Graaf Ferrand die naar Walcheren was gevlucht, vormde daar een nieuwe coalitie (o.a. met Jan zonder Land) tegen de Franse koning. Die coalitie werd op 27 juli 1214 verpletterend verslagen bij Bouvines.
Na een tijdelijk herstel van de verhouding tussen de leenman en de leenheer, kwam er op het einde van dezelfde eeuw opnieuw een conflict. Ditmaal tussen Graaf Gwijde van Dampierre en Floris V van Holland, die elkaar de heerschappij over Zeeland betwistten. Floris V verzekerde zich van de steun van Engeland terwijl Gwijde van Dampierre hulp kreeg van Zeeuwse edelen die in opstand kwamen tegen Floris V. In 1295 verwoestten de Hollanders Sluis en Cadzand. De Vlaamse tegenaanval werd afgeslagen.
Toen de Vlaamse steden de kant van graaf Gewijde van Dampierre kozen in de strijd tegen de Franse koning Filips de Schone, was de verdediging van de grenzen één der eerste bezorgdheden. De landlegers verdedigden de zuidgrens.
Ondertussen werd ook aan de kustverdediging, en in het bijzonder aan de verdediging van het Zwin gedacht. In de haven van Sluis werd reeds in 1301 een Vlaamse oorlogsvloot gevormd. De stad Brugge eiste de beschikbare schepen, waaronder ook verschillende vissersboten op. Deze schepen werden omgebouwd tot oorlogsschepen door voor- en achteraan een verhoog of kasteel te bouwen door de wanden te verhogen tegen een eventuele bestorming. De grootste schepen werden bemand met 40 à 80 bootsgezellen en een garnizoen van ca 50 soldaten of kruisboogschutters.

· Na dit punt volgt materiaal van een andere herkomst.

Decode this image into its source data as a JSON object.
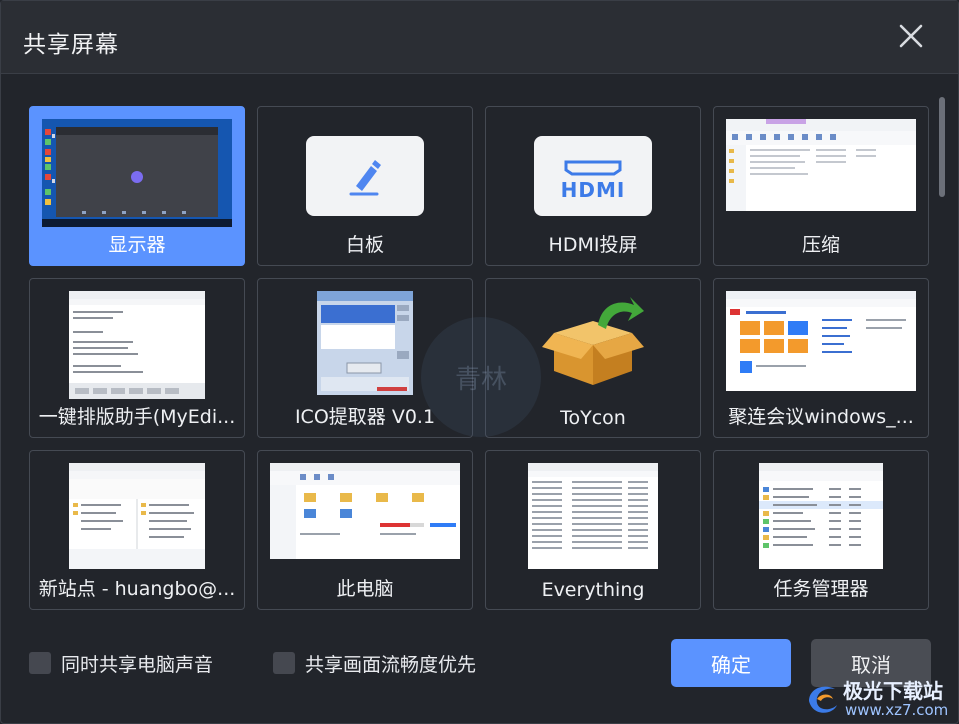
{
  "dialog": {
    "title": "共享屏幕"
  },
  "tiles": [
    {
      "label": "显示器",
      "selected": true
    },
    {
      "label": "白板"
    },
    {
      "label": "HDMI投屏",
      "hdmi_text": "HDMI"
    },
    {
      "label": "压缩"
    },
    {
      "label": "一键排版助手(MyEdi..."
    },
    {
      "label": "ICO提取器 V0.1"
    },
    {
      "label": "ToYcon"
    },
    {
      "label": "聚连会议windows_..."
    },
    {
      "label": "新站点 - huangbo@..."
    },
    {
      "label": "此电脑"
    },
    {
      "label": "Everything"
    },
    {
      "label": "任务管理器"
    }
  ],
  "options": {
    "share_audio": "同时共享电脑声音",
    "smooth_priority": "共享画面流畅度优先"
  },
  "buttons": {
    "ok": "确定",
    "cancel": "取消"
  },
  "watermark": {
    "center": "青林",
    "brand": "极光下载站",
    "url": "www.xz7.com"
  },
  "colors": {
    "accent": "#5b93ff",
    "background": "#22252b",
    "tile_border": "#454a53"
  }
}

De landlegers behaalden in 1302 een belangrijke overwinning in de Slag bij Groeninge. Na de Slag kon een Franse vloot, op weg naar het Zwin, uiteengeslagen worden. De onrust bleef bestaan en in 1304 liet de stad Brugge een brug bouwen voor de sluis van de Reigaarsvliet in Westkapelle om zo de afwatering van Brugge te beschermen tegen een Franse actie. Op de eilanden Wulpen en Kadzand werden wachtposten geplaatst en Jan de Bruine uit Heist werd met 25 man in de nabijheid van Damme gelegerd.
Deze uitgebreide voorbereidingen konden niet verhinderen dat de Vlaamse vloot op 11 augustus 1304 bijna volledig werd vernield in een zeeslag bij Zierikzee. Om de overgebleven troepen zo snel mogelijk te kunnen evacueren eiste Brugge de vissersboten op. Aanvankelijk weigerden de Heistse vissers en de stad Brugge moest een tweede maal aandringen.

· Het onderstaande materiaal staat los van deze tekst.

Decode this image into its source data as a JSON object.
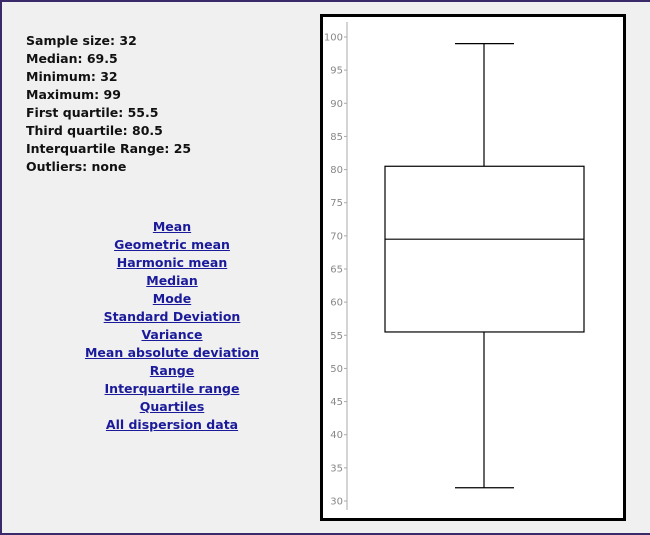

De Vlamingen heroverden Rijsel en Dowaai. De slag bij de Pevelenberg (18-20 augustus 1304) bleef voor de Vlamingen gelukkig onbeslist.
De strijd tussen Vlaanderen de Franse koning werd beëindigd door het verdrag van Athis (juni 1305) dat niet zo gunstig was voor de Vlaamse steden omdat zij o.a. een zeer hoge schadevergoeding moesten betalen.

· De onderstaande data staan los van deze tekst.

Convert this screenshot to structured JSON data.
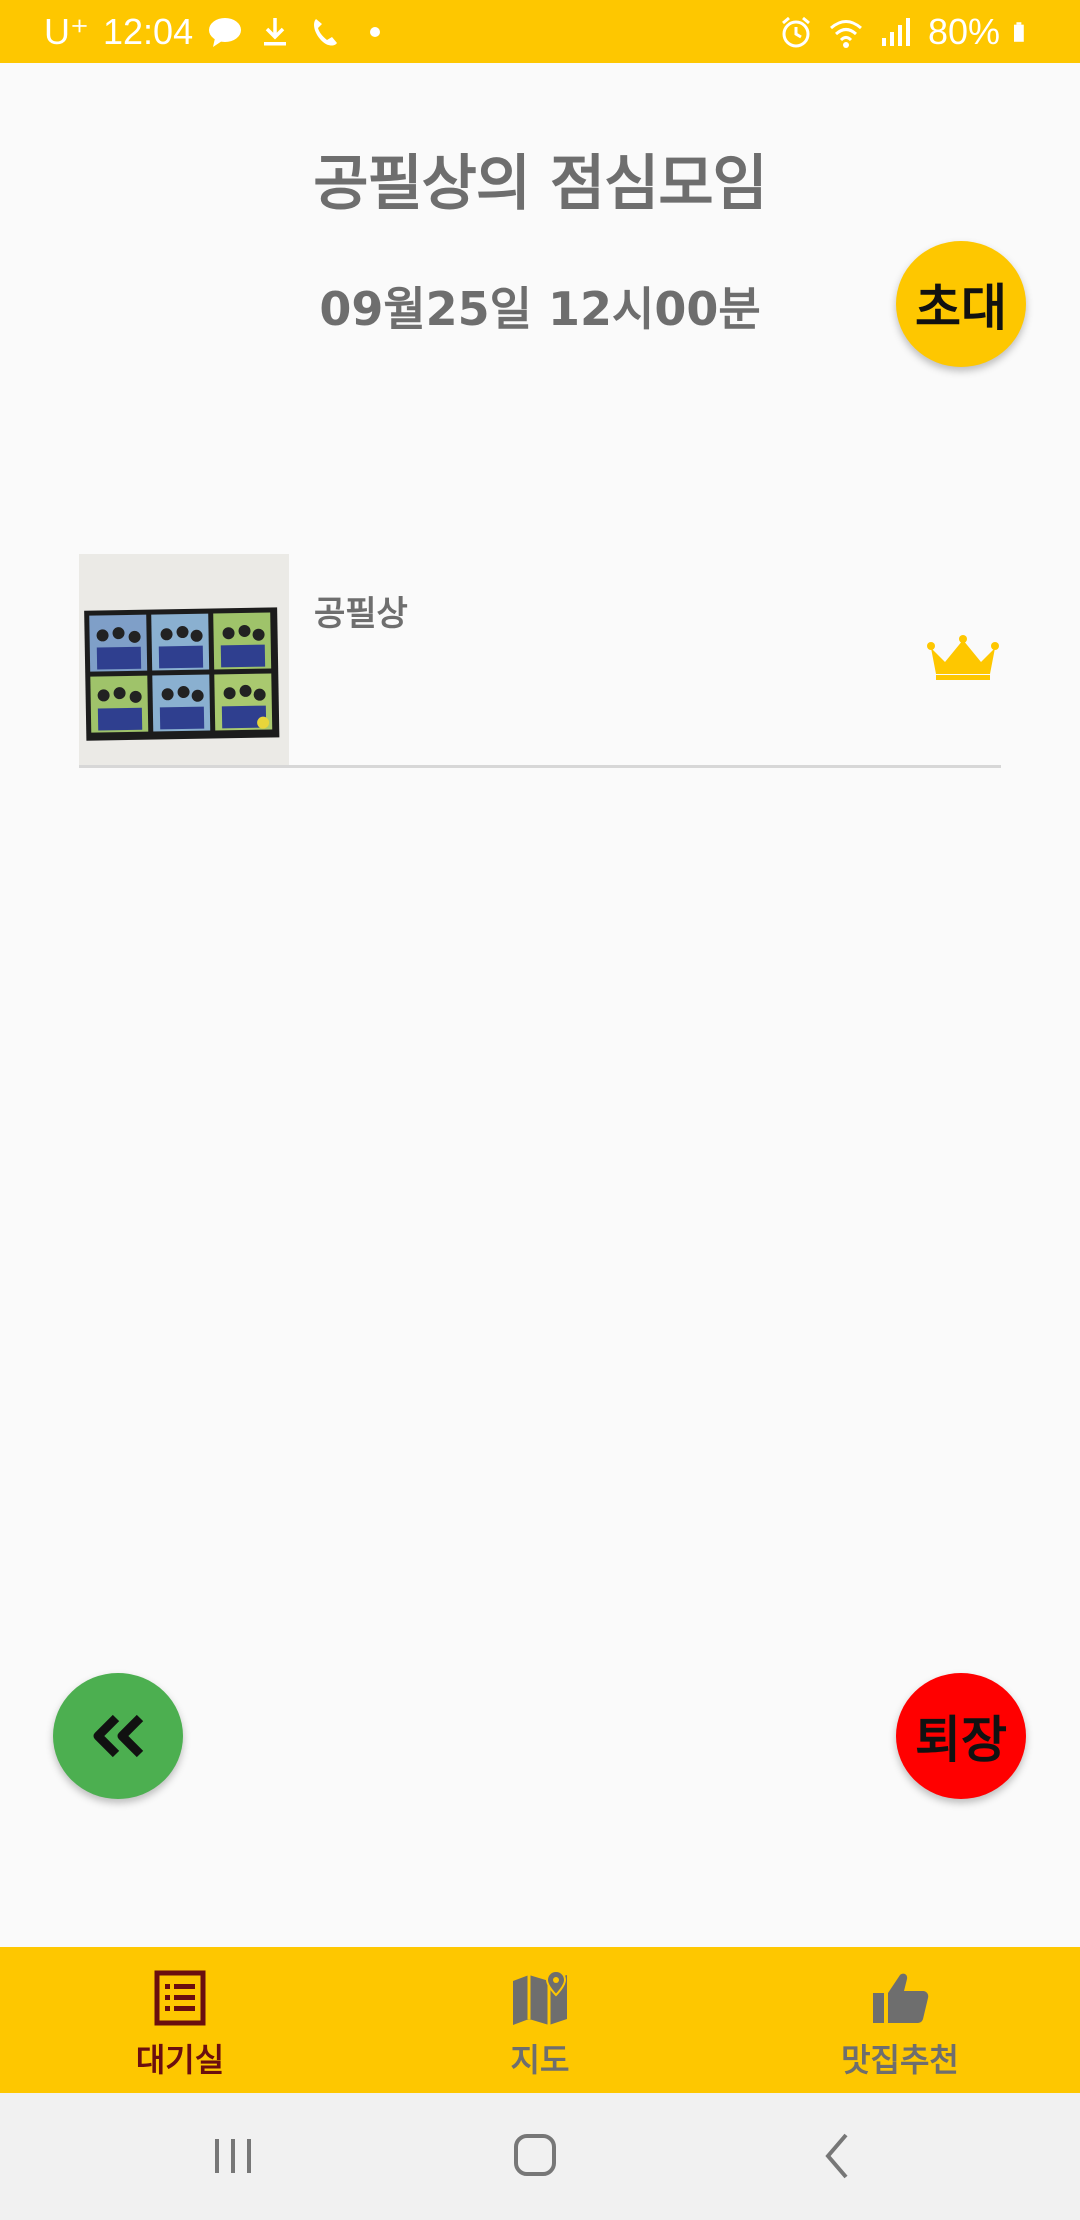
{
  "status_bar": {
    "carrier": "U⁺",
    "time": "12:04",
    "battery": "80%",
    "left_icons": [
      "talk-icon",
      "download-icon",
      "call-icon",
      "dot-icon"
    ],
    "right_icons": [
      "alarm-icon",
      "wifi-icon",
      "signal-icon",
      "battery-icon"
    ]
  },
  "room": {
    "title": "공필상의 점심모임",
    "datetime": "09월25일 12시00분"
  },
  "buttons": {
    "invite_label": "초대",
    "back_label": "‹‹",
    "leave_label": "퇴장"
  },
  "members": [
    {
      "name": "공필상",
      "is_host": true,
      "badge_icon": "crown-icon"
    }
  ],
  "bottom_nav": {
    "items": [
      {
        "label": "대기실",
        "icon": "list-icon",
        "active": true
      },
      {
        "label": "지도",
        "icon": "map-icon",
        "active": false
      },
      {
        "label": "맛집추천",
        "icon": "thumbs-up-icon",
        "active": false
      }
    ]
  },
  "system_nav": [
    "recent-apps-icon",
    "home-icon",
    "back-icon"
  ],
  "colors": {
    "accent": "#fec700",
    "back_button": "#4caf50",
    "leave_button": "#ff0000",
    "text_gray": "#6e6e6e",
    "active_nav": "#6b0f0f"
  }
}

De Vrede van Athis-sur-Orge legde Vlaanderen een zeer hoge oorlogsschatting op. Bij de inning van die belasting, voelden de plattelandsbewoners zich benadeeld en uitgebuit en kwamen o.l.v. Nikolaas Zannekin, in opstand tegen de fransgezinde graaf Lodewijk van Nevers. De opstand werd in 1328 (Slag bij Kassel) in het voordeel van de graaf beslecht.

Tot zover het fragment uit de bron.